With a second and third view, it grows more haunting, open to bright varieties of nightmarish interpretation. Lost Highway is the story of Fred Madison (Bill Pullman), who has a world of trouble boiling through his head over his feelings for his wife, Renee (Patricia Arquette)—jealousy, madness, rationalization, some large thing.
Whether taken as fantasy or nightmare, Lynch's noir yarn is as pungent as a punch in the face, as quixotic as revisiting a lost love; it's a romantic tragedy, with a deep undercurrent of sadness and hurt. Lynch and co-writer novelist Barry Gifford use minimal means to convince us that Fred could transform himself into another person out of emotional pain; the surfaces that the former painter composes while working through the plot are nothing short of ravishing. And yet... is the story banal, riddled with psychological clichés, or grandly mysterious?
A not-to-be-overlooked element in Lynch's mastery of mood—evading the subject of traditional narrative coherence entirely—is the use of sound. Robert Bresson once wrote that "the sound film invented silence," and Lynch intuitively understands the use of the pause, of silence, of distant, indeterminate noise. My interpretation of the mobius-strip structure of Lost Highway is that Fred Madison is caught in a nightmare he can't wake from, a sexually paranoid dream in which his wife has sex with every man she meets. As Madison becomes more paranoid, his personality shatters into several characters—young stud Balthazar Getty, who meets a woman much like Renee; old goat Robert Loggia, who possesses the second Renee already; and Robert Blake's Mystery Man, an enabling id-creature with eyes that burn into your soul.
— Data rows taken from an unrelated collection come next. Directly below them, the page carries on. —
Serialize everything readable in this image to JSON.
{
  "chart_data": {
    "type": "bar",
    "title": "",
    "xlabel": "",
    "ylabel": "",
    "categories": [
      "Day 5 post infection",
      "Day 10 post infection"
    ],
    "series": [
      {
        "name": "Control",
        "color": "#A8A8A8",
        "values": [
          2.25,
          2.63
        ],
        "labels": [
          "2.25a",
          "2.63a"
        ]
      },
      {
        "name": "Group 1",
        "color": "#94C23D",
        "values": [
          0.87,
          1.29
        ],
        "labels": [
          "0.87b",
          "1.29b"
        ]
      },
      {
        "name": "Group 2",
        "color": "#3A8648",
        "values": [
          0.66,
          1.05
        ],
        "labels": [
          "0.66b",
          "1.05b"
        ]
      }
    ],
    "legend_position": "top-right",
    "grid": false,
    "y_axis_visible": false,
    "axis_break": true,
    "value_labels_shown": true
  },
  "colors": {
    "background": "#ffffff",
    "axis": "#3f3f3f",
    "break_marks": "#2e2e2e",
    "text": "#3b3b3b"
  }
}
Sound's the key. For twenty minutes, the tension between Fred and Renee grows. In a chicly furnished house of dark, interminable hallways and strange portents, the couple are cocooned in unspoken disharmony. One morning, a dog begins to bark. Fred becomes upset—"Who owns that damn dog?" (Much as one's dreams shift focus, influenced by external stimuli.) I ran that idea past Bill Pullman, who grinned and said, "That damn dog. Uh-huh. Tell me more."
Like the loopy line the late Jack Nance had in Wild at Heart, "My dog barks... late at night... sometimes," this seems to be the moment that the nightmare begins—the moment when the outside world begins to impinge on the claustrophobic space inside Fred Madison's head. Pullman smiles. "David isn't much for interpretations, but he might like that one."
There's a pattern of sound cues that build on this idea throughout the film. Lynch takes credit as sound designer, but entrusted much of the job to a newcomer, supervising sound editor Frank Gaeta. "David had very specific ideas about what the movie should sound like," Gaeta told me. "For a car crash, he would mouth the sound for me. 'Man, David,' I said, 'Let's just record your voice!'"
Lynch's instructions were specific. "I want to hear bubbles and gristle and the weight of the body pulling down on the bone," he told Gaeta, who got the job after cutting the sound on two scenes—Loggia's gangster berating a tailgater and a close-up of a moth banging against a light bulb. "Once I did that, he loved it."
Beyond Lynch's precise idea of how a film should sound as well as look, Gaeta credits the director with one unusual practice—music by Angelo Badalamenti and Barry Adamson and a drone composed by Trent Reznor were all there in advance. "I was doing sound effects around the drone," Gaeta says, "So you can't tell the music from the sound effects. I could be in the key that Trent was in; my effects could be tonal." Since most scores are composed at the very last moment, this is a rarity. "Sound is usually atonal. I was purposely trying to hit the key the music was in. And that gave us a beautiful marriage of sound and effects."